(Bloomberg) -- Greece is drawing up plans to sell as much as €10 billion ($10.9 billion) in bonds next year after winning back its investment grade status, according to a person familiar with the matter.

Athens is considering to issue €8 billion to €10 billion in new bonds to cover financing needs of €3 billion for 2024, said the person, who asked not to be identified because the plan isn’t public yet. The sales will reduce Greece’s reliance on treasury bills by around €2 billion, the person said.

The government is also considering the early repayment of bailout loans, the person said. Bloomberg has reached out to the finance ministry for comment.

Fitch Ratings and S&P Global Ratings’ upgrade of Greece debt late this year have opened the door to a multitrillion-dollar investment pool for the nation’s bonds, signaling a return to normality after a decade-long debt crisis. With its economy growing at a faster pace than most European peers, Prime Minister Kyriakos Mitsotakis have pledged that the country will remain committed to a path of fiscal discipline.

In further plans, the government wants to reduce the cash buffer that was created during the crisis to reassure markets that the country had enough money for debt if it couldn’t find funding from markets, the person said. This buffer will be around €30 billion at the start of 2024 and drop during course the year, the person said.

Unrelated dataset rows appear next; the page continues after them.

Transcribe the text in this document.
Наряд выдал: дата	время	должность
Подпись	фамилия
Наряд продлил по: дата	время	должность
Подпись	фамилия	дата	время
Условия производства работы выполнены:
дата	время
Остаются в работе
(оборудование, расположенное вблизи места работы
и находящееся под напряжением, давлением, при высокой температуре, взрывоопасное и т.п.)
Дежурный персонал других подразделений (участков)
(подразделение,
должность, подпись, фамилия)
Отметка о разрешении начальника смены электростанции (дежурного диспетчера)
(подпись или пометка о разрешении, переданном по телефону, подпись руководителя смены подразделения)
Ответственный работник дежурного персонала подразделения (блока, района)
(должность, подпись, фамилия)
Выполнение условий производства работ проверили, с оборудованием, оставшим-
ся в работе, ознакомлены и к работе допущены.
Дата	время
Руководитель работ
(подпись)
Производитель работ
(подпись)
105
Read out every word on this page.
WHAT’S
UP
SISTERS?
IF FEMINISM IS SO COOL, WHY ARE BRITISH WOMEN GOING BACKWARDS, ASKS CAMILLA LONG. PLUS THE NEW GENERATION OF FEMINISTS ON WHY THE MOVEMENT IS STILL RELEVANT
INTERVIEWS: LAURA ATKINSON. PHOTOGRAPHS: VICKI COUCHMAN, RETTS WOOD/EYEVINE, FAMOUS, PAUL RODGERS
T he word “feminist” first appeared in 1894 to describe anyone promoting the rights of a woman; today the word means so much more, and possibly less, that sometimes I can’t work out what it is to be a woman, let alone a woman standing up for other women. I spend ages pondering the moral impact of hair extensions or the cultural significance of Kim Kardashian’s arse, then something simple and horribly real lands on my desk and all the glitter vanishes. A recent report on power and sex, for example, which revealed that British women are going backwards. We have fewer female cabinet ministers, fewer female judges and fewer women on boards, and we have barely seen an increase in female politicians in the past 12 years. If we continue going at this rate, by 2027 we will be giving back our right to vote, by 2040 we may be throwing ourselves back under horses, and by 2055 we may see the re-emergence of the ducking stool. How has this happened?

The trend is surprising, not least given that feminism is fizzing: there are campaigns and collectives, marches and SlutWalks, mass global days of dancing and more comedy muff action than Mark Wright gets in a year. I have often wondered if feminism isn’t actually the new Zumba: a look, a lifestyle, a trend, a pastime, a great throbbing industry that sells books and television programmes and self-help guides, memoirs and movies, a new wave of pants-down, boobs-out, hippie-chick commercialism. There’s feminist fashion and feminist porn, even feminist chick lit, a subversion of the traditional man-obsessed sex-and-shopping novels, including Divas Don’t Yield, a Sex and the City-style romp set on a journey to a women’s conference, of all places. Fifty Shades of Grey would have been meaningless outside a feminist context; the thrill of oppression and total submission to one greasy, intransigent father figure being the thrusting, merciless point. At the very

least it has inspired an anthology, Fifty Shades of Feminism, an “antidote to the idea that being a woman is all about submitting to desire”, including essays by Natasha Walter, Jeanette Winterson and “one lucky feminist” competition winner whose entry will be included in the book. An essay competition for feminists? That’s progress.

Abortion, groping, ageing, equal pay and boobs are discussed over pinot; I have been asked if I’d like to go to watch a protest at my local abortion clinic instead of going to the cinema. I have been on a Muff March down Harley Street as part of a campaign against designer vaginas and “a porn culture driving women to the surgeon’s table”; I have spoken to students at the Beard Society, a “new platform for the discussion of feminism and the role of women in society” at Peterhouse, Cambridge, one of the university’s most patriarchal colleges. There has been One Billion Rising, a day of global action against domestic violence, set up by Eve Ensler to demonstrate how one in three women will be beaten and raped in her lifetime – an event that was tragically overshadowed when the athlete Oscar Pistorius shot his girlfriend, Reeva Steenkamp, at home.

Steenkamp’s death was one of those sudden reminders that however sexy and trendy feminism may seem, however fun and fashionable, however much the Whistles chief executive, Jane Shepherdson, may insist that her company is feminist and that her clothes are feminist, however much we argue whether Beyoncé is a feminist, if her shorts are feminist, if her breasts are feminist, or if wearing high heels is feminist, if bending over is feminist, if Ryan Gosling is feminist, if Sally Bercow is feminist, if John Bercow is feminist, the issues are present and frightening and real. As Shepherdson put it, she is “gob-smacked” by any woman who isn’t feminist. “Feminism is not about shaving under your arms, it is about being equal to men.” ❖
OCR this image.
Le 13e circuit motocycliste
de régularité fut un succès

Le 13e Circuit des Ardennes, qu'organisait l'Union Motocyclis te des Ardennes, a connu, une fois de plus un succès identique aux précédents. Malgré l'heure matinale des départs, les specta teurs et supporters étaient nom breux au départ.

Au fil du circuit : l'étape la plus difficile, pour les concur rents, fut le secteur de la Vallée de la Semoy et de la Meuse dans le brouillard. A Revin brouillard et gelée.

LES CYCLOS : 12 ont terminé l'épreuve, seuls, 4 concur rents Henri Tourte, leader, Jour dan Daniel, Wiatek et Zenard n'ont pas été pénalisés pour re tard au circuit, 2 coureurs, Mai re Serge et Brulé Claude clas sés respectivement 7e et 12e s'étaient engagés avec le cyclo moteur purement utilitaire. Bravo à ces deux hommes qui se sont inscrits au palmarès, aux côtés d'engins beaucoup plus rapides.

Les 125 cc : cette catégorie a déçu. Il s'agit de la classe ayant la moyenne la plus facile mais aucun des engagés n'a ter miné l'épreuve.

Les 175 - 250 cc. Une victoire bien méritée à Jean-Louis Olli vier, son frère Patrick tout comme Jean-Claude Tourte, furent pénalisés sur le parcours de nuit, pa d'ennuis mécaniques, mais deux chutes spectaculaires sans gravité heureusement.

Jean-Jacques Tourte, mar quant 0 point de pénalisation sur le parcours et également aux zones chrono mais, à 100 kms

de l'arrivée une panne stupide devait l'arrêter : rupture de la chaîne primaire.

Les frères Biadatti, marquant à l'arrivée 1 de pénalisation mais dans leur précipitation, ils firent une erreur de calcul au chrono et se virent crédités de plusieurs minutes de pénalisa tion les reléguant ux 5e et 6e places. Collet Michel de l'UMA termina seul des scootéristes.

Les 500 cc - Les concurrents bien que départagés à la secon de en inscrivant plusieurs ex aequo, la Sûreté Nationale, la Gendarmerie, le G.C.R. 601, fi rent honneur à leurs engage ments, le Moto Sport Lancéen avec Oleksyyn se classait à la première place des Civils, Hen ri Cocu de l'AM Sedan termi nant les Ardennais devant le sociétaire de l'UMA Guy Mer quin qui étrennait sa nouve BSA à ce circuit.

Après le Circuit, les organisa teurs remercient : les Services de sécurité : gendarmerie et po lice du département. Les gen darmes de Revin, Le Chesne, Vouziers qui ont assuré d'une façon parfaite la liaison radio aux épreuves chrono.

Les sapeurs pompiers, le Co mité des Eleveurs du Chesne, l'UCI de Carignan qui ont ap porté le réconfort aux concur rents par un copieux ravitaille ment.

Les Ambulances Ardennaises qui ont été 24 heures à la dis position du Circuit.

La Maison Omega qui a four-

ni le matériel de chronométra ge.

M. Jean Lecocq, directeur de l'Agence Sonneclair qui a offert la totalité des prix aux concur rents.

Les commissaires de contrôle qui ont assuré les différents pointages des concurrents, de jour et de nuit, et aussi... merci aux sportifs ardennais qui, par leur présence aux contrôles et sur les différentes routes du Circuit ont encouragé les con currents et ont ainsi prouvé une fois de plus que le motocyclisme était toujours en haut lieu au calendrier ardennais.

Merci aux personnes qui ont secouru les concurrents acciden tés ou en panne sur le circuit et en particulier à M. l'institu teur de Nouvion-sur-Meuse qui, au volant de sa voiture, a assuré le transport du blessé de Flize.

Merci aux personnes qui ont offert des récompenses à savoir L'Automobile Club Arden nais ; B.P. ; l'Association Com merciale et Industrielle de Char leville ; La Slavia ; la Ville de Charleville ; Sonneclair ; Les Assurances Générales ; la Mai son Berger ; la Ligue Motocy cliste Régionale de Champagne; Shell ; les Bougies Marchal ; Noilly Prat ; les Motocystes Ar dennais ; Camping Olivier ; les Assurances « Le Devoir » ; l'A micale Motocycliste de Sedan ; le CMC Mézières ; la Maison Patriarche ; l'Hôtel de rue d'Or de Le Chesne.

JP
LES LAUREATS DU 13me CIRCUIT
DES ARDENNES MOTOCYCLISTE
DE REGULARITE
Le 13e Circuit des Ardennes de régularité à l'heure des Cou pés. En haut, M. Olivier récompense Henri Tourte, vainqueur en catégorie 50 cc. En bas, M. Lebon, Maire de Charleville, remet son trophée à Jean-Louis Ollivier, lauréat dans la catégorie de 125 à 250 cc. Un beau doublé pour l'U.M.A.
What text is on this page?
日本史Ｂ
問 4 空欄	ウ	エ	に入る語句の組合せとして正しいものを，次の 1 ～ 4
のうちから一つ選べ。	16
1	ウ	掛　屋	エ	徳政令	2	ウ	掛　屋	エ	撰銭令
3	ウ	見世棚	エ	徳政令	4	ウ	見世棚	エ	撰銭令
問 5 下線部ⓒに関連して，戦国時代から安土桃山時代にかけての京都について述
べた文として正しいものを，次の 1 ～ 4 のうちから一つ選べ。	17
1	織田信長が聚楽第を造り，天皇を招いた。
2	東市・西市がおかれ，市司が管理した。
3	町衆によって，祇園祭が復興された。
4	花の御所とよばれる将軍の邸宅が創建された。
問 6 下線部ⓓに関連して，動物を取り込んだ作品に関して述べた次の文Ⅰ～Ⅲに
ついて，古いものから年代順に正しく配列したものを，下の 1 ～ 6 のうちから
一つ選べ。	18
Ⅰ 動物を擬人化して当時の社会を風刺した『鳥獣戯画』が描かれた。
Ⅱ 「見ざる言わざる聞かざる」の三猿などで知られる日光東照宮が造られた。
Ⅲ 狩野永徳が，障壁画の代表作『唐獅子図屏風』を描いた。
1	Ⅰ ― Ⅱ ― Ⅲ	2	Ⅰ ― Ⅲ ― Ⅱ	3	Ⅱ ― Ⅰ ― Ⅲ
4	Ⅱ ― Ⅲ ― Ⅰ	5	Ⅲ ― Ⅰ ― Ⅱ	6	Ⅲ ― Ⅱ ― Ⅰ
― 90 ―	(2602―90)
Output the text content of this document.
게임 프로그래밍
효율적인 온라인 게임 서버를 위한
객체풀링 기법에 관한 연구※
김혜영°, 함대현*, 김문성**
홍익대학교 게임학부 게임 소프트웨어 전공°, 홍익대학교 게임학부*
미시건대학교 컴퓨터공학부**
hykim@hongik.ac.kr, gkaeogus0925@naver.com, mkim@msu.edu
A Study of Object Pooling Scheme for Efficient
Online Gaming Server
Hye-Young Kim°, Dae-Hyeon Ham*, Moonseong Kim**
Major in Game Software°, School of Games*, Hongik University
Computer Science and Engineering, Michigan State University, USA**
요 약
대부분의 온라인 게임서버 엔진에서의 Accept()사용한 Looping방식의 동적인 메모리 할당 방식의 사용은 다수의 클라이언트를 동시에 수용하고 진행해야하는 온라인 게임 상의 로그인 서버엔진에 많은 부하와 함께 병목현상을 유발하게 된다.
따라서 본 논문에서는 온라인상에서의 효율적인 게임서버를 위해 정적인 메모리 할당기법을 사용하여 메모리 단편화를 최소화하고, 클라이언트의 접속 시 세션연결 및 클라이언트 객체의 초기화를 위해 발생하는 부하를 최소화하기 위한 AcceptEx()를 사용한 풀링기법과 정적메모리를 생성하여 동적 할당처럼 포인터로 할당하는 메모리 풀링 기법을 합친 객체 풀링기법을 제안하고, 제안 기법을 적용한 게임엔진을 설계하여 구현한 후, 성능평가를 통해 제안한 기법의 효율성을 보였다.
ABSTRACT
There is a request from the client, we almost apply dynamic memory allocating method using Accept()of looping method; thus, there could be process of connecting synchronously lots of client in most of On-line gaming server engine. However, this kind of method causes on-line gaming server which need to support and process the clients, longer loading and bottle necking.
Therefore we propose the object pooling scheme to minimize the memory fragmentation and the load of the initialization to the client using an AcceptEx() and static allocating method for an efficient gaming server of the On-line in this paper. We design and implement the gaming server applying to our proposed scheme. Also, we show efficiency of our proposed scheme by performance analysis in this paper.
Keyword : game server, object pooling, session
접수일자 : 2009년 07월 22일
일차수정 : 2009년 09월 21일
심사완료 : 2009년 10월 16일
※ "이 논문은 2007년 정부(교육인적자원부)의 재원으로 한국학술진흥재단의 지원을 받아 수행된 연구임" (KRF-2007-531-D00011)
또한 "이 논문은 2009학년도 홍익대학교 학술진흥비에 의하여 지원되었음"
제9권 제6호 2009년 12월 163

The nation’s 10-year bonds have been outperforming Italian debt since May while the yield spread against the Spanish equivalent stands below 20 basis points, a clear signal that investors are considering Greece as a non-crisis country. 

Bloomberg Index Services said earlier this month it will re-admit Greece to its top-tier global debt benchmarks’ return universes as of Feb. 1. Citigroup strategists estimate the nation’s bonds will form 1.1% of the Bloomberg’s Euro Treasury index after its inclusion.

Bloomberg LP is the parent company of Bloomberg Index Services.

The government is planning a reduction in net debt in 2024 as well, the person familiar said. Greece previously announced it will cut debt as a ratio of gross domestic product to 152.3% in 2024 from 160.3% this year, and highs of 207% in 2020.